Geologic Time


By comparing and combining several methods of measuring [a measurement is a high-precision estimate] ages of rocks, minerals, fossils, and organic remains, scientists have derived a time scale spanning Earth's 4.5-billion-year age. Inevitably, recent time is divided more finely and measured more precisely than ancient time. We argue about exact boundaries among geologic eras, periods, and epochs, but overall duration and seqence are in little doubt. Viewed against a span of billions of years, a few million years here and there don't seem very important.

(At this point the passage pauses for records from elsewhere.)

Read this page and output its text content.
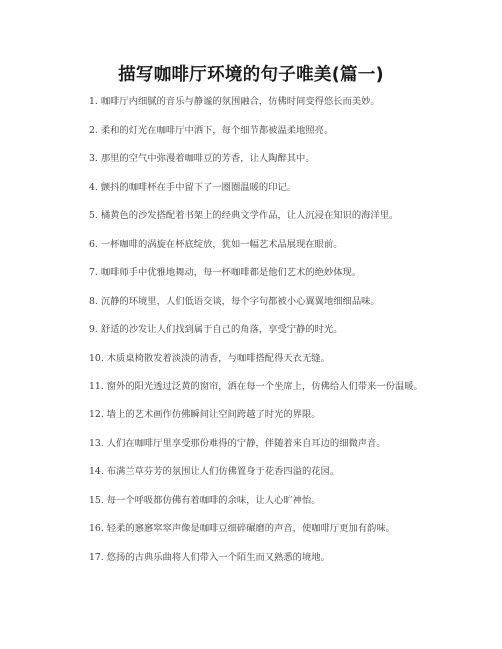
描写咖啡厅环境的句子唯美(篇一)
1. 咖啡厅内细腻的音乐与静谧的氛围融合，仿佛时间变得悠长而美妙。
2. 柔和的灯光在咖啡厅中洒下，每个细节都被温柔地照亮。
3. 那里的空气中弥漫着咖啡豆的芳香，让人陶醉其中。
4. 颤抖的咖啡杯在手中留下了一圈圈温暖的印记。
5. 橘黄色的沙发搭配着书架上的经典文学作品，让人沉浸在知识的海洋里。
6. 一杯咖啡的涡旋在杯底绽放，犹如一幅艺术品展现在眼前。
7. 咖啡师手中优雅地舞动，每一杯咖啡都是他们艺术的绝妙体现。
8. 沉静的环境里，人们低语交谈，每个字句都被小心翼翼地细细品味。
9. 舒适的沙发让人们找到属于自己的角落，享受宁静的时光。
10. 木质桌椅散发着淡淡的清香，与咖啡搭配得天衣无缝。
11. 窗外的阳光透过泛黄的窗帘，洒在每一个坐席上，仿佛给人们带来一份温暖。
12. 墙上的艺术画作仿佛瞬间让空间跨越了时光的界限。
13. 人们在咖啡厅里享受那份难得的宁静，伴随着来自耳边的细微声音。
14. 布满兰草芬芳的氛围让人们仿佛置身于花香四溢的花园。
15. 每一个呼吸都仿佛有着咖啡的余味，让人心旷神怡。
16. 轻柔的窸窸窣窣声像是咖啡豆细碎碾磨的声音，使咖啡厅更加有韵味。
17. 悠扬的古典乐曲将人们带入一个陌生而又熟悉的境地。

We humans find the span of geologic time nearly incomprehensible. We consider 100 years a long human lifespan, but a million years is 10,000 times longer, and a million years is a trivial period in deep geologic time. Most geologic processes operate too slowly for us to see them work. Such slow, irresistible immensity scares us. Rather than think about that, let's have another beer . . .



Divisions of Geologic Time
Begin End Era Period Epoch Events
-10,000 years today Cenozoic Quaternary Holocene Recession of glaciers; extinction of megafauna; dominance of mankind
-2 My -10,000 years Pleistocene Glacial episodes
-5 My -2 My Tertiary Pliocene Monkeys
-24 My -5 My Miocene Rise of Colorado Plateau; formation of Basin and Range; beginning of mankind
-37 My -24 My Oligocene (?)
-58 My -37 My Eocene (?)
-65 My -58 My Paleocene Recovery from Cretaceous terminal event; ascendance of mammals; rise of Rocky Mountains
-140 My -65 My Mesozoic Cretaceous Dominance of dinosaurs; flowering plants; primates; evolution of birds; Rocky Mountains begin to rise; sea level stands at Fall Line; demise of dinosaurs and other large animals at end, probably resulting from Chicxulub impact (Cretaceous terminal event)
-200 My -140 My Jurassic Dinosaurs; beginning of birds; Pangea splits; Atlantic Ocean widens
-250 My -200 My Triassic Dinosaurs; Pangea begins to split; Atlantic Ocean opens
-290 My -250 My Paleozoic Permian Pangea intact; no Atlantic Ocean; demise of many marine animals; evolution of reptiles
-320 My -290 My Pennsylvanian Iapetus Ocean closes; Pangea assembles; coal swamps; reptiles
-360 My -320 My Mississippian Fern forests; sharks
-410 My -360 My Devonian Insects; amphibians
-440 My -410 My Silurian Vascular land plants; air-breating animals
-500 My -440 My Ordovician Fish; corals
-600 My -500 My Cambrian Proliferation of multi-cellular life
-4500 My -600 My Pre-Cambrian Formation of Earth; multiple tectonic cycles; beginnings of life; Iapetus Ocean begins to open near end

This time scale is adapted from several sources, most of which disagree slightly.